August 17th, 2011
in Op Ed
Guest Author: Karl Smith is Assistant Professor of Public Economics and Government at the School of Government at The University of North Carolina at Chapel Hill. He works primarily in the areas of Public Finance and Public Revenue and Expenditure forecasting. Prior to joining the School he was a graduate fellow at the Institute for Emerging Issues, where his work was focused on state and local tax reform. Smith holds a BA and a PhD in economics from North Carolina State University. He writes at the blog Modeled Behavior and at Seeking Alpha. Vita.
On Meet the Press Alan Greenspan said:
"The United States can pay any debt it has because we can always print money to do that. So there is zero probability of default"
"What I think the S&P thing did was to hit a nerve that there’s something basically bad going on, and it’s hit the self-esteem of the United States, the psyche"
Follow up:In many ways Alan Greenspan and I are cut from the same cloth. I know that statement won’t win me many friends but its important to put what I am about to say in perspective.
We are both come from a philosophically libertarian, small government, low regulation, efficient markets, balanced budget background. That instinct, however, was in both our cases tempered by the daily grind of looking through data series and trying to figure out the best practical advice to give to government officials to deal with the real problems facing people every day. And, of course in Greenspan’s case eventually a stint as the most powerful bureaucrat in the world.
I think I began to doubt before he did and have been more transformed by the events of the past five years but nonetheless we are coming from similar places.
I say all that to point out the extent to which what happened in the government has not fully sunk in with Alan Greenspan. His statement about the United States having zero probability of default reminds me of something I might have said six months ago.
Its something that is predicated on a government that works with the Federal Reserve, trusts its experts and is committed above all else to global stability.
That, however, is not the government we have. We have a government where partisans are committed first to attempting to win the war over the future of the United States.
This is something that is hard for technocrats to swallow because in our world politicians have no control over the future of the United States. No deals, or demands or hostage taking is going to change the basic fact that when push comes to shove, the public will not take kindly starving old people, or grandma being denied chemo because she can’t afford it.
The future is in our minds more or less deterministic. Its set by human nature. Politics are just a veil.
What politicians can do, however, is manage society on its journey. They can see to it that the ship keeps an even keel and that the water is pumped out of the lower decks. They can maintain financial and political stability. They can create a climate of quiet certainty.
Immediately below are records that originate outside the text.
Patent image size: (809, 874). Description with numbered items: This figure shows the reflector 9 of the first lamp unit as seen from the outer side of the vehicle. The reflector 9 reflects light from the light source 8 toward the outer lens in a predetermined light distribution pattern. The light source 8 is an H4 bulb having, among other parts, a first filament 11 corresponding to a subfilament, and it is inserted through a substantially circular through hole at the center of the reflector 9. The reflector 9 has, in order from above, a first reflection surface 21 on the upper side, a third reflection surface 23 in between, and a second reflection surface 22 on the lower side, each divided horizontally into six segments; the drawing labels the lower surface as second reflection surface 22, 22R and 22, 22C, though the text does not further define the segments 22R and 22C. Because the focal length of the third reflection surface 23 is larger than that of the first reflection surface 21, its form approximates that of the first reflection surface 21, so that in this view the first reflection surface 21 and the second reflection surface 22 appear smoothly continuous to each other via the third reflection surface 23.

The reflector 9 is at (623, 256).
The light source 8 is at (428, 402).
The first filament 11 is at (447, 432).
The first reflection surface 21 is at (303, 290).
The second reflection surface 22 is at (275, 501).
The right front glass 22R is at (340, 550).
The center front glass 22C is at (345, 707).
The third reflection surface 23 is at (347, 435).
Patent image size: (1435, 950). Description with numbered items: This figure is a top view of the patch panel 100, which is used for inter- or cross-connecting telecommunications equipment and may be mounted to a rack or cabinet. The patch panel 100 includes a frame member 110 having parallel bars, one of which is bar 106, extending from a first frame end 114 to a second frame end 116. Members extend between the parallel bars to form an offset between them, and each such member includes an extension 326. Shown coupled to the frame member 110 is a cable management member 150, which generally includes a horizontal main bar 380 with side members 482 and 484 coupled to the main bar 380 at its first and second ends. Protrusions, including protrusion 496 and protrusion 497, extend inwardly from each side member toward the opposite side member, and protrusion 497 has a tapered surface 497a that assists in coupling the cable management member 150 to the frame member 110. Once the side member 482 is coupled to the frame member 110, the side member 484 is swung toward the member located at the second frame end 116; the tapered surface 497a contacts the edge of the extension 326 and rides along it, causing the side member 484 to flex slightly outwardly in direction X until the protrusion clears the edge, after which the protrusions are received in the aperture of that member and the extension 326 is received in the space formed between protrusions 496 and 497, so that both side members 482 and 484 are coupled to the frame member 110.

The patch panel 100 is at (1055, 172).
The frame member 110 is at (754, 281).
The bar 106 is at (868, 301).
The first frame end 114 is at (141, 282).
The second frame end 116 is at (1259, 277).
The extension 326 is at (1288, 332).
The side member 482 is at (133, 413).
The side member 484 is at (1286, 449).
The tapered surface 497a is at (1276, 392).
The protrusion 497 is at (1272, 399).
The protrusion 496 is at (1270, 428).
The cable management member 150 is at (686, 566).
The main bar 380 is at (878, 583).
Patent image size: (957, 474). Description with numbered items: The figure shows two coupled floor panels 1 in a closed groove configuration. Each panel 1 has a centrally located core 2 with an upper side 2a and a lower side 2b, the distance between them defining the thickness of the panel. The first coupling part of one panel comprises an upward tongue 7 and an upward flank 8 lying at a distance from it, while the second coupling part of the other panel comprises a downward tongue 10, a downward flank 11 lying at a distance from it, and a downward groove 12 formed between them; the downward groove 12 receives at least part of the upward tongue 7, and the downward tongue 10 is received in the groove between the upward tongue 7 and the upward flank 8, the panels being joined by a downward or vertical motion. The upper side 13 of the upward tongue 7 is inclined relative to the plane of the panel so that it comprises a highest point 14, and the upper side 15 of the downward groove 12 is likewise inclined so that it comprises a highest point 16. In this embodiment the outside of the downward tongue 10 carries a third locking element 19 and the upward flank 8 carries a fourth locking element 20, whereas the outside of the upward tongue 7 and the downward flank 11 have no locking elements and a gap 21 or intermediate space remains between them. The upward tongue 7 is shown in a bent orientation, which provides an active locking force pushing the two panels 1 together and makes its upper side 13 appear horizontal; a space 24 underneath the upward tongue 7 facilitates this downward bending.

Our political system, however, has rejected that task. Instead they have decided to take fool errand into changing what cannot be changed and putting the global financial system at risk as they attempt to hold back the tide.
In that world its not the technical ability of the United States to avoid default has come under question. It’s the pratical ability of our politicians to keep their act to together and focus on the things over which they have actual control and to do their duty to ensure that steady march of the Enlightenment does not go down in flames on their watch. To put out the fires when they begin and to above all keep the peace.
They have shown a willingness to shrink this responsibility that is simply beyond the pale.
That is the essence of a nation downgraded and a world a few inches closer to default.